Project description:Backgrounds: Abnormal retinal nerve fiber layer (RNFL) thickness has been observed in patients with Alzheimer's disease (AD) and therefore suggested to be a potential biomarker of AD. However, whether the changes in RNFL thickness are associated with the atrophy of brain structure volumes remains unknown. We, therefore, set out a prospective investigation to determine the association between longitudinal changes of RNFL thickness and brain atrophy in nondemented older participants over a period of 12 months. Materials and Methods: We measured the RNFL thickness using optical coherence tomography (OCT) and brain structure volumes by 3T magnetic resonance imaging (MRI) before and after 12 months. Cognitive function was assessed using the Chinese version of Mini-Mental State Examination (CMMSE) and Repeatable Battery for the Assessment of Neurological Status.
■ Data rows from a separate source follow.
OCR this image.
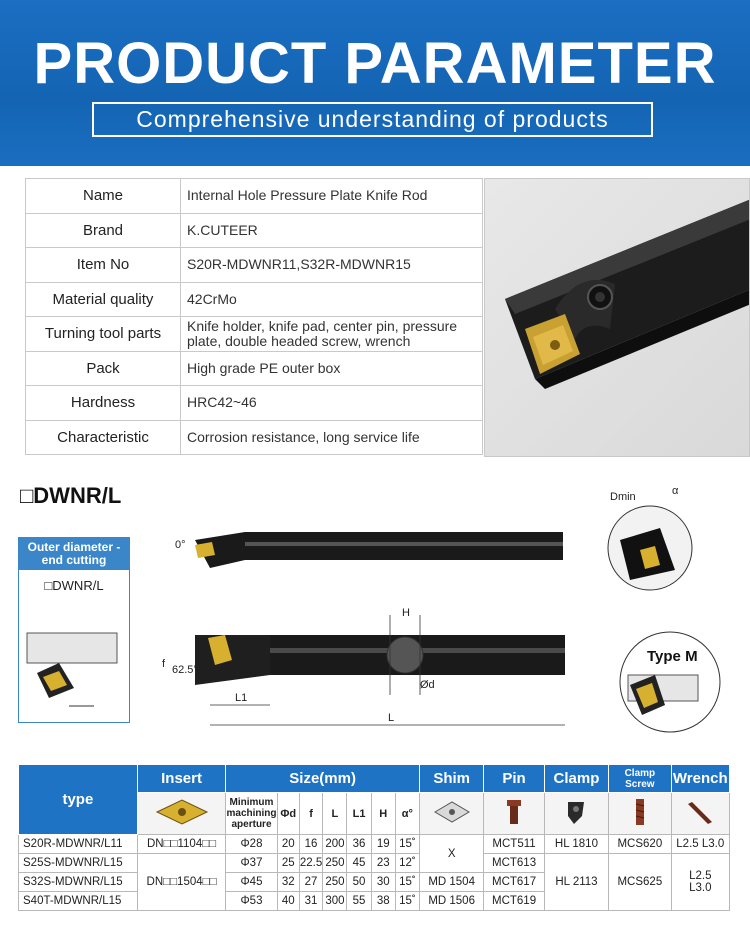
PRODUCT PARAMETER
Comprehensive understanding of products
Name	Internal Hole Pressure Plate Knife Rod
Brand	K.CUTEER
Item No	S20R-MDWNR11,S32R-MDWNR15
Material quality	42CrMo
Turning tool parts	Knife holder, knife pad, center pin, pressure plate, double headed screw, wrench
Pack	High grade PE outer box
Hardness	HRC42~46
Characteristic	Corrosion resistance, long service life
□DWNR/L
Outer diameter -end cutting
□DWNR/L
0°
H
Ød
f 62.5°
L1
L
Dmin	α
Type M
type	Insert	Size(mm)							Shim	Pin	Clamp	Clamp Screw	Wrench
	Minimum machining aperture	Φd	f	L	L1	H	α°					
S20R-MDWNR/L11	DN□□1104□□	Φ28	20	16	200	36	19	15˚	X	MCT511	HL 1810	MCS620	L2.5 L3.0
S25S-MDWNR/L15	DN□□1504□□	Φ37	25	22.5	250	45	23	12˚		MCT613	HL 2113	MCS625	L2.5
L3.0
S32S-MDWNR/L15		Φ45	32	27	250	50	30	15˚	MD 1504	MCT617			
S40T-MDWNR/L15		Φ53	40	31	300	55	38	15˚	MD 1506	MCT619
Associations among the changes of RNFL, brain structures and cognitive function were analyzed with Spearman correlation and multiple linear regression models adjusting for the confounding factors. Results: Fifty old participants were screened and 40 participants (mean age 71.8 ± 3.9 years, 60% were male) were enrolled at baseline. Among them, 28 participants completed the follow-up assessments. The average reduction of RNFL thickness was inversely associated with the decrease of central cingulate cortex volume after the adjustment of age and total intracranial volume (β = -0.41, P = 0.039). Specifically, the reduction of RNFL thickness in the inferior, not other quadrants, was independently associated with the decline of central cingulate cortex volume after the adjustment (β = -0.52, P = 0.006). Moreover, RNFL thinning, central cingulate cortex atrophy and the aggregation of white matter hyperintensities (WMH) were found associated with episodic memory in these older adults with normal cognition. Conclusions: RNFL thinning was associated with cingulate cortex atrophy and episodic memory decline in old participants. The longitudinal changes of RNFL thickness are suggested to be a useful complementary index of neurocognitive aging or neurodegeneration.